16. CHEMICALS:
EPA appropriations bill in House would affect agency's assessment programs
Published:
House Republicans have targeted two of U.S. EPA's programs for assessing the human health and environmental effects of chemicals in their fiscal 2013 appropriations bill.
The legislation, which will continue to be marked up today, calls for deep cuts to EPA's budget. It would slash EPA's funding by 17 percent to $7 billion, which is less than the agency received in fiscal 1998.
On chemicals, the bill would require the agency to provide a progress report on its endocrine disruptor program -- which studies chemical effects on the human hormonal system -- and implement changes to its Integrated Risk Information System, or IRIS.
IRIS, which conducts health assessments that become the building blocks of regulations, has become a frequent target for Republicans at hearings and in spending packages.
The committee report says "it has become increasingly clear that fundamental improvements in the policies and practices of the IRIS program are necessary to ensure that the assessments developed are firmly based on up-to-date scientific knowledge, meet the highest of standards of scientific inquiry, and are evaluated in accordance with acceptable scientific approaches."
Consequently, the legislation instructs EPA to issue a progress report on changes the agency has made to IRIS in order to implement recommendations from a National Academy of Sciences review of IRIS's formaldehyde assessment. The April 2011 NAS review found several problems with EPA's methodologies and devoted a chapter to ways of fixing the problems (Greenwire, April 8, 2011).
The bill gives EPA a March 1, 2013, deadline for the report.
Notably, Congress passed a similar provision in its $1 trillion omnibus spending package last December. EPA has said repeatedly that it agrees with all of the NAS recommendations and is in the process of implementing them. It released a progress report in May that said it is using a phased approach to putting the new processes in place. Republicans were not satisfied with the report, however, or EPA's pace in making the changes (E&E Daily, May 8).
The fiscal 2013 appropriations bill would also require EPA to re-evaluate the methods IRIS has previously used, including its weight-of-evidence approach.
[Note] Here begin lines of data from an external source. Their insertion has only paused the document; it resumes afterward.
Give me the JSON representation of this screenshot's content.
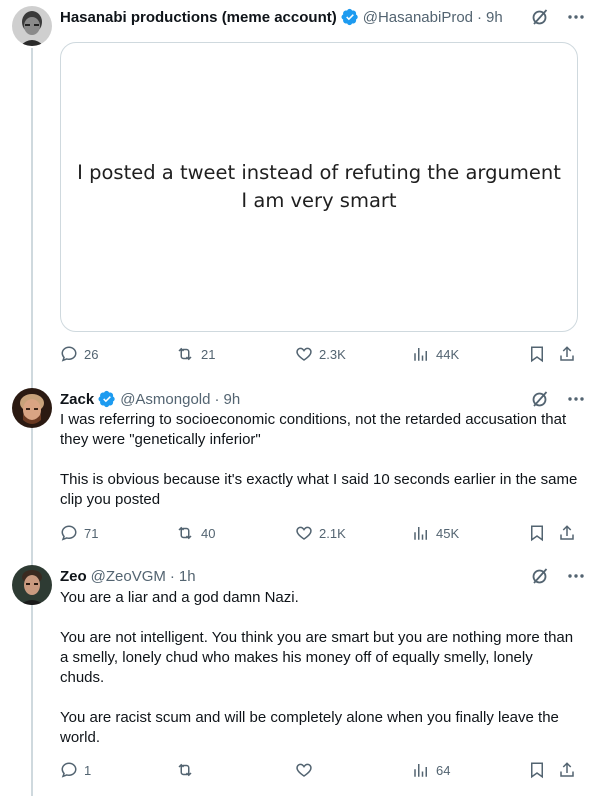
{
  "tweets": [
    {
      "name": "Hasanabi productions (meme account)",
      "handle": "@HasanabiProd",
      "dot": "·",
      "time": "9h",
      "media": {
        "line1": "I posted a tweet instead of refuting the argument",
        "line2": "I am very smart"
      },
      "replies": "26",
      "reposts": "21",
      "likes": "2.3K",
      "views": "44K"
    },
    {
      "name": "Zack",
      "handle": "@Asmongold",
      "dot": "·",
      "time": "9h",
      "text": "I was referring to socioeconomic conditions, not the retarded accusation that they were \"genetically inferior\"\n\nThis is obvious because it's exactly what I said 10 seconds earlier in the same clip you posted",
      "replies": "71",
      "reposts": "40",
      "likes": "2.1K",
      "views": "45K"
    },
    {
      "name": "Zeo",
      "handle": "@ZeoVGM",
      "dot": "·",
      "time": "1h",
      "text": "You are a liar and a god damn Nazi.\n\nYou are not intelligent. You think you are smart but you are nothing more than a smelly, lonely chud who makes his money off of equally smelly, lonely chuds.\n\nYou are racist scum and will be completely alone when you finally leave the world.",
      "replies": "1",
      "reposts": "",
      "likes": "",
      "views": "64"
    }
  ],
  "colors": {
    "text": "#0f1419",
    "secondary": "#536471",
    "verified": "#1d9bf0",
    "border": "#cfd9de"
  },
  "icons": [
    "verified-badge-icon",
    "grok-icon",
    "more-icon",
    "reply-icon",
    "repost-icon",
    "like-icon",
    "views-icon",
    "bookmark-icon",
    "share-icon"
  ]
}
The agency would be instructed to use the IRIS assessment of acrylonitrile -- a polymer ingredient -- for this reassessment and include a chapter about it in the progress report about "whether there are scientifically more appropriate methods" to reach conclusions on health effects.
Appropriators also want EPA to include "documentation" for all future draft and final assessments on how the agency incorporated the NAS recommendations.
Democrats on the Appropriations Committee highlighted the IRIS provisions as particularly egregious attacks from Republicans, calling them "burdensome" in a statement.
On endocrine-disrupting chemicals, the appropriations bill would require EPA to submit another report on its "current and future efforts to develop approaches" for addressing that class of substances.